The trial of a quartet of former and current British Airways executives over alleged fuel price-fixing with Virgin Atlantic Airways collapsed on Monday after the late discovery of e-mails potentially undermining the case against the four men.
Lawyers for the Office of Fair Trading told a London court that they would offer no evidence, effectively dropping the case, because the e-mails found last week would have an "appreciable impact" on the evidence of the Virgin executive who was the key prosecution witness.
BA had already been fined a total of around $550 million by British and U.S. authorities for colluding on fuel surcharges between August 2004 and January 2006, but Virgin and its executives were granted immunity after bringing the matter to the attention of the OFT.
The OFT's lawyer, Richard Latham, said that the agency found 70,000 e-mails last week that had not been disclosed to the defense teams for the four men, including around 12,000 sent or received by Moore.
One e-mail dated March 21, 2005, suggested that Virgin decided to make one increase to its fuel surcharge — to 6 pounds instead of 5 pounds — before speaking to anyone from BA.
The trial judge ordered the OFT on Friday to disclose all the documents by Monday, a task the prosecution team found to be logistically impossible, Latham said.
"We have been driven to accept that it would be wholly unsatisfactory to call Mr.

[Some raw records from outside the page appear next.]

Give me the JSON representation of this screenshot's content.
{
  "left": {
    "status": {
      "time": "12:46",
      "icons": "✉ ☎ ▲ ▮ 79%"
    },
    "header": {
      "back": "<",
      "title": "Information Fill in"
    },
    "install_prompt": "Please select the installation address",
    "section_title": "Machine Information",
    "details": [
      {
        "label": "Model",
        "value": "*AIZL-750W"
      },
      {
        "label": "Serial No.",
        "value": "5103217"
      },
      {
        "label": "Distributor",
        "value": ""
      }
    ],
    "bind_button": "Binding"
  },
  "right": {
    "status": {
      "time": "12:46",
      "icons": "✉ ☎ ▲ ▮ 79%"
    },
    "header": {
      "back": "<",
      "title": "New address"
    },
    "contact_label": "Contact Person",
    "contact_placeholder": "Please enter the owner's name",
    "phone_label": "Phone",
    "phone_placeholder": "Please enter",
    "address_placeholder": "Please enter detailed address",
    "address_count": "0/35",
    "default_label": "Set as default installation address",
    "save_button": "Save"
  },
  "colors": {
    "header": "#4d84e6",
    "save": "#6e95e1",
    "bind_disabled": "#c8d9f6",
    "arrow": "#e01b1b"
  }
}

Moore today or in the immediate future," he told Southwark Crown Court.
The collapse of the case, only the OFT's second over alleged price-fixing as it attempted to crack down on cartel activities in big business, is an embarrassment for the agency, although it stressed it would not affect a separate civil case.
The watchdog suggested, however, that Virgin Atlantic may lose its immunity for that case, which concerns the conduct of the companies, rather than any alleged dishonesty of individuals.
Virgin Atlantic said it denied "any suggestion we have not complied with our obligations as an immunity applicant."
"At no point did Virgin Atlantic withhold evidence," it said in a statement. "We believe therefore there is no grounds for immunity to be withdrawn."
BA said it was delighted that the four men had been acquitted of the charges. It noted it had apologized many times for the "inappropriate contacts that took place between individual British Airways employees and counterparts at Virgin Atlantic."
"However, it remains our view that consumers did not suffer as a consequence of these contacts," it added.
"Given what has emerged during the trial about deficiencies in the information the OFT obtained from Virgin Atlantic, it has now become clear that the prosecutions should not have been brought," said BA.
The OFT began investigating BA, alongside the U.S. Department of Justice, after Virgin blew the whistle in 2006. George and Burns resigned shortly after, while Burnett retired the same year. All four were charged in August 2008.
Fuel surcharges, which are added on to standard ticket prices, were introduced to cover rising fuel costs. Between 2004 and 2006, the surcharges rose from about 5 pounds ($10) to about 60 pounds ($120) per ticket for a round-trip long-haul flight on BA or Virgin.
A settlement for passengers was reached in a U.S. District Court, requiring BA and Virgin to refund up to 73.5 million pounds ($142 million) to customers in Britain and up to $59 million to those in the United States.